2023-08-22 - interesting bash feature

talk is cheap, so i'll show you some code instead:

#!/bin/bash
set -e
false && echo "this never shows up"
echo "result: $?"

what will it show? set -e is there so nothing, right? well – no. it will print this:

 result: 1

…and returns exit code 0. now the open question is: how on earth?! return from the false && whatever is clearly non-zero, yet the next line gets executed! stating that previous line ended with an error.

let's now compare it with almost identical piece of code:

#!/bin/bash
set -e
( false && echo "this never shows up" )
echo "result: $?"

the output? nothing + return code of 1. just as expected!
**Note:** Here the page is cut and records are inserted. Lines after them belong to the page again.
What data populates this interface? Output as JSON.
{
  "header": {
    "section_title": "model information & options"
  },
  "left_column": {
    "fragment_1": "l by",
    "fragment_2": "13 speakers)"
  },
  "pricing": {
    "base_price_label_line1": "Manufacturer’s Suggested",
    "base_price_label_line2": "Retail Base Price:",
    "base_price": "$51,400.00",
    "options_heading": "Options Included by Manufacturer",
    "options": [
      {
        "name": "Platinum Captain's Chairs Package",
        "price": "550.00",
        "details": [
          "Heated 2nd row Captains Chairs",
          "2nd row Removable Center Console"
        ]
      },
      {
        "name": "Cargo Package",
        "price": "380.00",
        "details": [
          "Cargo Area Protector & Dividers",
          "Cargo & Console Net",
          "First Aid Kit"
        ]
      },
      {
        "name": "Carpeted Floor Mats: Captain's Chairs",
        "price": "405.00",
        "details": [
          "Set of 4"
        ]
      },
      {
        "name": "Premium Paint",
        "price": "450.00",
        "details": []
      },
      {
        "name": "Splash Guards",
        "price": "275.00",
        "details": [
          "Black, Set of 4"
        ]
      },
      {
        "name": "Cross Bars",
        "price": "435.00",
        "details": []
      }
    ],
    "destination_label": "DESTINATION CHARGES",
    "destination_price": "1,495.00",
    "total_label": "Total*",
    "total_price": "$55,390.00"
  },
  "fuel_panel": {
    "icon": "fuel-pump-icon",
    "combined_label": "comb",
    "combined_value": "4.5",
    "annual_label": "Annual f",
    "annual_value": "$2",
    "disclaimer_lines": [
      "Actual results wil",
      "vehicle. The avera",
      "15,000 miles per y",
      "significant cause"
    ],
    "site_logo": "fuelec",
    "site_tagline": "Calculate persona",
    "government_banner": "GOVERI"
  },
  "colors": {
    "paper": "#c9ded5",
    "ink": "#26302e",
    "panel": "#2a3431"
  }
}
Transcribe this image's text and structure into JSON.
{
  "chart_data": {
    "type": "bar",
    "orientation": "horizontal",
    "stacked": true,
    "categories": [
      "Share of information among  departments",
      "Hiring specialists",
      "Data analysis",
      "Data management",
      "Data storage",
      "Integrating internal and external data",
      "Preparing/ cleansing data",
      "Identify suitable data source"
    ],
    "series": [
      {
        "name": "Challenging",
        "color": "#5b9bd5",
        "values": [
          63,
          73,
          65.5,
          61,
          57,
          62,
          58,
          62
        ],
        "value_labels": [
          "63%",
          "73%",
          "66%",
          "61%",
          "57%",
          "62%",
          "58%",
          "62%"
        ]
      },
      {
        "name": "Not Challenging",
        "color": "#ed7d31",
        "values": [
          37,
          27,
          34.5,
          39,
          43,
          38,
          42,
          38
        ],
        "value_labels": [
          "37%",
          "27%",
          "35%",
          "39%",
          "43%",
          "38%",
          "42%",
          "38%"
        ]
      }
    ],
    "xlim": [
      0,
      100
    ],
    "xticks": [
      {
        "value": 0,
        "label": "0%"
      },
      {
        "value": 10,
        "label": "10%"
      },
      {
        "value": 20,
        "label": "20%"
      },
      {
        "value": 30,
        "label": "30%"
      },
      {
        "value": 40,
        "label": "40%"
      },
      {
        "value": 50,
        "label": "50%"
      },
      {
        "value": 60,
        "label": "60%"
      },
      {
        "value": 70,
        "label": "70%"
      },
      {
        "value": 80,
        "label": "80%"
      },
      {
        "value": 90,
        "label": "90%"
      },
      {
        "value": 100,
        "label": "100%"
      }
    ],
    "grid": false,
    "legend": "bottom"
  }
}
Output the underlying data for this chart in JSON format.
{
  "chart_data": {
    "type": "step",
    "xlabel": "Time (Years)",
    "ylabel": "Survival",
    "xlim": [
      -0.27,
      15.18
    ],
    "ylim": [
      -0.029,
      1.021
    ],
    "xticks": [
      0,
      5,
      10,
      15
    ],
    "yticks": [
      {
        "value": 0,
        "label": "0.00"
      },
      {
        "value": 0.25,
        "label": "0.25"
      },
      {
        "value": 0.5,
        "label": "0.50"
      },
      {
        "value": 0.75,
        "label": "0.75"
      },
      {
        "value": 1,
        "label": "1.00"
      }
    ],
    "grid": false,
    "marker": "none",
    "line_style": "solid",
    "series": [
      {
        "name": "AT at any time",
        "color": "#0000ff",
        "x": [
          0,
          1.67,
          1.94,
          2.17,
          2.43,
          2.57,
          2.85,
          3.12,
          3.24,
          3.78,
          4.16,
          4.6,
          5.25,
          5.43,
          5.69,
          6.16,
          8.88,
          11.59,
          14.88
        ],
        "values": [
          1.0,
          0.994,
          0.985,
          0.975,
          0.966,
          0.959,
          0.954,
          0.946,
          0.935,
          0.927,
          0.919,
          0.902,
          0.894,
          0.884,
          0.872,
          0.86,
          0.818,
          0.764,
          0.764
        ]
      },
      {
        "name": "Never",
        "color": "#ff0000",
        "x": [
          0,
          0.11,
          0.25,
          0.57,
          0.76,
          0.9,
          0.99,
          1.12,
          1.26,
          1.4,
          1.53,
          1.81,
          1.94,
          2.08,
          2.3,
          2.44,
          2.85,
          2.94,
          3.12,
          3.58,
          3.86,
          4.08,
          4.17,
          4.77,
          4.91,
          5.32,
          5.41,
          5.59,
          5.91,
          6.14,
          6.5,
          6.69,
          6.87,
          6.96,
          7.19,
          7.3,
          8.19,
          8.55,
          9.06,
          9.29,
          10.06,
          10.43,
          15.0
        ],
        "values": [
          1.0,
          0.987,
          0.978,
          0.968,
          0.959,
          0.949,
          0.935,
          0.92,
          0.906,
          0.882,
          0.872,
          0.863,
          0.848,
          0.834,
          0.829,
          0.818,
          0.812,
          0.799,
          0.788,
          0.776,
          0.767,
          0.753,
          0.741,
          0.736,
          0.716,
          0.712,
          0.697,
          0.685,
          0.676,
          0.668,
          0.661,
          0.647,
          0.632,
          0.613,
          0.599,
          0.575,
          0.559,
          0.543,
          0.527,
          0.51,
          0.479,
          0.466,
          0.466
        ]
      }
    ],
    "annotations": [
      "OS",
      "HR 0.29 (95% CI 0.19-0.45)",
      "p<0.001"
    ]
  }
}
spoiler alert – it's not a bug. it's a feature. just very non-obvious one. here's a nice explanation. TL;DR version is that set -e exits with an error on non-handled error. eg. this would not fail the script:

if [ 1 -eq 2 ]
then
  echo "wtf?!"
fi

despite [ 1 -eq 2 ] is clearly false. now if we look at foo && bar through the same lenses, here foo's failure is considered “handled”, as there's a post-action && bar, thus $? is set as expected, but script does not stop.

i found this one while inspecting other's person script. it wasn't really clear what's the problem. in the future – when you write a shell script, do use set -e but try keeping 1 statement per line. it makes everyone's lifes easier. :)

thx Wojtek for helping out with this one! :)